Cut the cost of passing on your pension
If you've saved into a pension linked to the stock market or other assets, how can you pass that pot on to your family when you die?
The good news is, if you die under the age of 75 before taking a retirement income, you can pass on your pot to your heirs, tax free.
If you still aren't taking anything out of your pension after 75, your pot will be taxed at 55% before being passed on to your heirs. Thankfully, this won't be subject to inheritance tax on top.
Passing on a tax-free lump sum
When you convert your pension pot to start taking money out of it, you can get a lump sum of up to 25% of the total. This is tax-free. If you have a total combined pot of £18,000 or less you can take the whole lot as a lump sum, although just 25% of it is tax free.

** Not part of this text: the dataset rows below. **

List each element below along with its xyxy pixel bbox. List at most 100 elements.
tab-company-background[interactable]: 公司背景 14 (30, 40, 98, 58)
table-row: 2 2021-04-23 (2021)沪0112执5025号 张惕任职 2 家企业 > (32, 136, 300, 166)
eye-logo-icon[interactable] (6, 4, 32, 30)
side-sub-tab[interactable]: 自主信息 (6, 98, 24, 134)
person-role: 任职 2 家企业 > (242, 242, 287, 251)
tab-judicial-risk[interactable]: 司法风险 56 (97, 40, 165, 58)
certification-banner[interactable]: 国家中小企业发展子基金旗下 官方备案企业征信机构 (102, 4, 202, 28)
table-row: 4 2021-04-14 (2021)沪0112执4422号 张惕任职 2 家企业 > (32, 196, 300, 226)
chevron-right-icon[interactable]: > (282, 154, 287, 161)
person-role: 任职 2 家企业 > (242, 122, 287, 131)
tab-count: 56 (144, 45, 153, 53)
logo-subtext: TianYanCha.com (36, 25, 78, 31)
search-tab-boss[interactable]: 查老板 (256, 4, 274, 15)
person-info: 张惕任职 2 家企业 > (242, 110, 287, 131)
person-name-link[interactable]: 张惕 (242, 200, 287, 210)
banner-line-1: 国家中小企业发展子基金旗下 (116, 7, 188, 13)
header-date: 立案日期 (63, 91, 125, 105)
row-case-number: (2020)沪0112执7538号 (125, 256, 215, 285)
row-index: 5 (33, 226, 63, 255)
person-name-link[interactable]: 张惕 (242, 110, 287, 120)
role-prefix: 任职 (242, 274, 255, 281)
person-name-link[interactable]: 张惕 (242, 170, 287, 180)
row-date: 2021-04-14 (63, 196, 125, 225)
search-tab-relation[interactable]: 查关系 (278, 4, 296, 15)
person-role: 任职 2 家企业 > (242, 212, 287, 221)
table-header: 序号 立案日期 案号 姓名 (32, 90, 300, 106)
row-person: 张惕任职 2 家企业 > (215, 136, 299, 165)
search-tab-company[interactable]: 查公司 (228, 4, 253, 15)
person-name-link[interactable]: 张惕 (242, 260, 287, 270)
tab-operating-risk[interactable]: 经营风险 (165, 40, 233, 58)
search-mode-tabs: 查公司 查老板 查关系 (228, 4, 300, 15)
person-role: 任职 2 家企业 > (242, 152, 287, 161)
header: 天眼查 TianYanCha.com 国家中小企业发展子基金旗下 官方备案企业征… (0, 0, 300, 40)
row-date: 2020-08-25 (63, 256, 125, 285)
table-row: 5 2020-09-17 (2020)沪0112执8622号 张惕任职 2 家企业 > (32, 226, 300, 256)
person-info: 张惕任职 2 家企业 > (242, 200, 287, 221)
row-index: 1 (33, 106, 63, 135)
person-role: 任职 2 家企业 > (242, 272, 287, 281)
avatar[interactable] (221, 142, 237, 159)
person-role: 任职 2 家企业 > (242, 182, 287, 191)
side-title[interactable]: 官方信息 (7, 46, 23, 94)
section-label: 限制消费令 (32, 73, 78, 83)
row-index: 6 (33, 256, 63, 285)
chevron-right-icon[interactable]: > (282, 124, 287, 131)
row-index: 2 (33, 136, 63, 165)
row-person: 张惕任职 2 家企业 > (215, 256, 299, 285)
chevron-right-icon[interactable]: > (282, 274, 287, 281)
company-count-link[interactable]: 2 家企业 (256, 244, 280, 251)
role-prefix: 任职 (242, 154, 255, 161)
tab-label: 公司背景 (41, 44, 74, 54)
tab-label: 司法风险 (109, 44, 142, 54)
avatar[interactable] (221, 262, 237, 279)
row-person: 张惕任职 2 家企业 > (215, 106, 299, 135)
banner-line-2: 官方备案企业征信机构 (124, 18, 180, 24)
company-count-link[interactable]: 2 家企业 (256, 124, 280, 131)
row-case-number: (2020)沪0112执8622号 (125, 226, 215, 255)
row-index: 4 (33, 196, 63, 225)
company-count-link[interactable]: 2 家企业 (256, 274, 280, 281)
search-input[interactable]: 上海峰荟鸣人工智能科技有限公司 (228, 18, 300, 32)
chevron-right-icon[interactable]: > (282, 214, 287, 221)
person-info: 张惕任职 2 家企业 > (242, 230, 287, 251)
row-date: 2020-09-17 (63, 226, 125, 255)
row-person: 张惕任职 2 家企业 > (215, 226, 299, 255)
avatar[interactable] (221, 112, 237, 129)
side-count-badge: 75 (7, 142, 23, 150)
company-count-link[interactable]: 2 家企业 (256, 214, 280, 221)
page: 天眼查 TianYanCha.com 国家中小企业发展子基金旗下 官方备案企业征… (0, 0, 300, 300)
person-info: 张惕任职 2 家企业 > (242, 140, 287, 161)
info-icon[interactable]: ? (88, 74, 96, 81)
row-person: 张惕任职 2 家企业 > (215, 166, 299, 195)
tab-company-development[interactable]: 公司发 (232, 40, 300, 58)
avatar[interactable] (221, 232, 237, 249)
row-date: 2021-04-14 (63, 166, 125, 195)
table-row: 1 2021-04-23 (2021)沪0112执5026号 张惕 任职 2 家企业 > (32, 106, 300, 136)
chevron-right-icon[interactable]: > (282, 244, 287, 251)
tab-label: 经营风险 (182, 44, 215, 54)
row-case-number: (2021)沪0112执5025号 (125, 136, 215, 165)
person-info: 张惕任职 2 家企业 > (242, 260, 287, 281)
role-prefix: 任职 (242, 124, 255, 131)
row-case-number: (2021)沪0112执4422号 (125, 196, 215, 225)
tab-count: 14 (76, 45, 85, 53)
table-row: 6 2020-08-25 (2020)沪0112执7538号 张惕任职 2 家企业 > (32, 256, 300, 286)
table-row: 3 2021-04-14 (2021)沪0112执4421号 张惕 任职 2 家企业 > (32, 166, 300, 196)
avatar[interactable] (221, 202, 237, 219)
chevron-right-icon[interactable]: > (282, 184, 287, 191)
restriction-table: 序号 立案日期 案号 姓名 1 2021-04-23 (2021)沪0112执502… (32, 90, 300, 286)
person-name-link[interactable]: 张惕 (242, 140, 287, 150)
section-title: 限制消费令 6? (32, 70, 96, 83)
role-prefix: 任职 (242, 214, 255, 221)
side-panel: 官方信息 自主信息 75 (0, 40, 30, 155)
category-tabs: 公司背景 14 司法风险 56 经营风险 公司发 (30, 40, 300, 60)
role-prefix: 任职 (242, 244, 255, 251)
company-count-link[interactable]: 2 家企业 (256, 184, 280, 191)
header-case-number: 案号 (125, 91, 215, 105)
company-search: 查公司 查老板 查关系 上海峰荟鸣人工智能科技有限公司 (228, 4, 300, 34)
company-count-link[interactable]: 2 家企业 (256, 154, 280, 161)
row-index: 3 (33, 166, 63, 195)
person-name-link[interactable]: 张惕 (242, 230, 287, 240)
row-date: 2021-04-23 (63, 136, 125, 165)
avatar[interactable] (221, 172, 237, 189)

You can then give as much of this to your heirs as you want, as you could with any savings pot. It will be free of inheritance tax, so long as you live for seven years afterwards. If you live for a shorter time, your heirs could pay up to 40% in inheritance tax on it if you have a large estate.
Passing on your pot after you start taking an income
Most people swap their pension pots for a guaranteed income until they die, which might be level or rise each year. This is called a conventional annuity.
Once you have done this, there's no way to pass on your entire pot when you die, because you have sold it to an insurer in return for the income.
However, you can set up your annuity to keep paying all or part of it to your spouse until they die. Alternatively, or additionally, you can set it up to keep paying out to your heirs for a specified minimum of up to ten years. The more benefits you get from your annuity, such as these, the lower the annuity you will receive.
These payments will be subject to income tax.
You could also start giving gifts of money to your heirs from your new pension income. You're allowed to gift £3,000 per year in total tax free, and if you didn't use your allowance in the previous year you can carry it over.
If you pay more than that, your estate still won't pay inheritance tax on any excess payments unless you die within seven years.
There are other tax-free gifts that you might be able to take advantage of. Check out How to cut your Inheritance Tax bill for more.
Passing on your pot using a fixed-term annuity
An alternative to the conventional annuity is the fixed-term annuity. This pays out a guaranteed income for a specified period between three and 15 years.
You might choose this because you expect to get more from a conventional annuity in future, perhaps because you're betting you'll have more severe health problems, which can result in better annuity rates due to your shortened life expectancy.
You'll also get to keep a pre-agreed portion of your pension pot, which you can use to buy another product to fund your retirement after the fixed-term annuity expires. This unused portion of your pot can be passed on to your heirs.
Unfortunately, though, this portion is taxed at 55%.
Passing on your pot using income drawdown
Income drawdown allows you to keep your entire pot, but you don't get a guaranteed income. You have to try to invest your pot wisely in order to live well until you die.
You could set the income from it to zero, which many do, if you want to take the tax-free lump sum and then preserve the entire pot to grow it for later, or pass it to your heirs.
This pot will also be taxed at 55% when passed on.
Cutting the tax bill
Investment firm Skandia has shown us an interesting way to cut the tax bill using income drawdown, if you're paying yourself no income from it.
What Skandia proposes is that you start taking an income from your income-drawdown plan, but reinvest it in a new pension. Since you haven't started taking benefits from that new pension, the entire pot will be paid to your heirs when you die.
We're allowed to make new contributions to a pension up to the age of 75. Even if you're retired, you'll get tax relief on your contributions up to £2,880 per year, which is £3,600 after the tax relief.
This is recycling the income from your pension and it could save your heirs a quarter of the total tax bill. At least some of those savings could be offset by costs in the new pension, so make sure the new one is cheaper than the income drawdown you took it from.
Skandia says recycling pension income is allowed, but you should note that any tax-free lump sum you take is not recyclable. There are punitive tax charges for doing so.
Income recycling will only work up to age 75.